Complete step-by-step answer :
step1 write the given equation of curve
${x^3} + {y^3} = 36xy$
Step2 now differentiate both side of the equation with respect to $x$
$\dfrac{d}{{dx}}\left( {{x^3} + {y^3}} \right) = \dfrac{d}{{dx}}\left( {36xy} \right)$
For differentiating the two variable terms we will use the chain rule of differentiation
$3{x^2} + 3{y^2}\dfrac{{dy}}{{dx}} = 36\left( {y\dfrac{d}{{dx}}x + x\dfrac{{dy}}{{dx}}} \right)$
Now simplifying the terms
$3{x^2} + 3{y^2}\dfrac{{dy}}{{dx}} = 36\left( {y + x\dfrac{{dy}}{{dx}}} \right)$
Now separating the derivative terms we get
$3{y^2}\dfrac{{dy}}{{dx}} - 36x\dfrac{{dy}}{{dx}} = 36y - 3{x^2}$
Taking $\dfrac{{dy}}{{dx}}$ common and transferring other terms on right side we get
$\dfrac{{dy}}{{dx}} = \dfrac{{36y - 3{x^2}}}{{3{y^2} - 36x}}$ ……………… $\left( 1 \right)$
Now putting the given point of intersection in equation $1$
$\Rightarrow \dfrac{{dy}}{{dx}} = \dfrac{{\left( {36 \times 18} \right) - \left( {3 \times {{18}^2}} \right)}}{{\left( {3 \times {{18}^2}} \right) - \left( {36 \times 18} \right)}}$
On simplifying we get the value of slope
$\Rightarrow m = \dfrac{{dy}}{{dx}} = - 1$
Now to find the equation of tangent we will put the value of slope and given point in standard equation of line $y - {y_0} = m\left( {x - {x_0}} \right)$ we get,
$\Rightarrow y - 18 = - 1\left( {x - 18} \right)$ ………….. $\left( 2 \right)$
Separating variables and constant terms we get
$\Rightarrow x + y = 36$
This is the required solution of tangent to the given curve.
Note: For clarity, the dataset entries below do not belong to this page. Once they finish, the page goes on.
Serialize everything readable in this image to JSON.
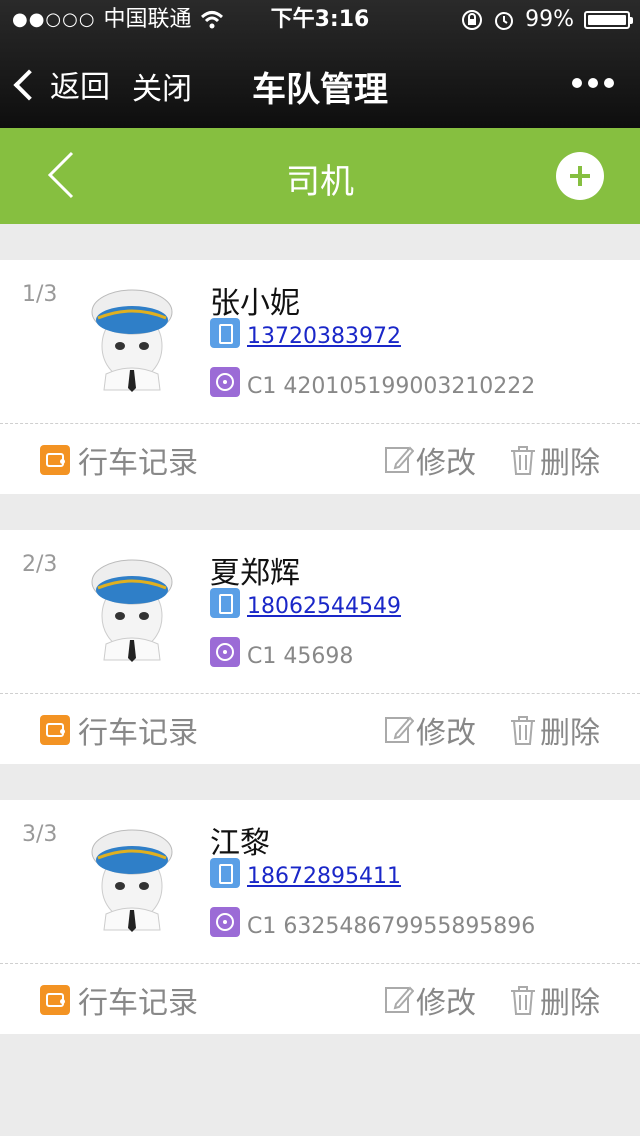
{
  "status_bar": {
    "carrier": "中国联通",
    "time": "下午3:16",
    "battery": "99%",
    "battery_level": 0.99
  },
  "nav": {
    "back_label": "返回",
    "close_label": "关闭",
    "title": "车队管理"
  },
  "header": {
    "title": "司机"
  },
  "drivers": [
    {
      "index": "1/3",
      "name": "张小妮",
      "phone": "13720383972",
      "license": "C1 420105199003210222"
    },
    {
      "index": "2/3",
      "name": "夏郑辉",
      "phone": "18062544549",
      "license": "C1 45698"
    },
    {
      "index": "3/3",
      "name": "江黎",
      "phone": "18672895411",
      "license": "C1 632548679955895896"
    }
  ],
  "actions": {
    "record_label": "行车记录",
    "edit_label": "修改",
    "delete_label": "删除"
  },
  "colors": {
    "green": "#86bf40",
    "link": "#1a27c8",
    "phone_icon": "#5a9fe6",
    "license_icon": "#9b6bd6",
    "record_icon": "#f39323"
  }
}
So, the correct answer is “Option B”.

Note : To check that our answer is correct or not, put the value of point in the equation of the line. If the point satisfies the equation of line then our answer is correct. Let us check our answer.
Put the value of point in equation 2 we get,
$\Rightarrow 18 - 18 = - 1\left( {18 - 18} \right)$
On further solving
$\Rightarrow 0 = 0$
Since LHS $=$ RHS our answer is correct.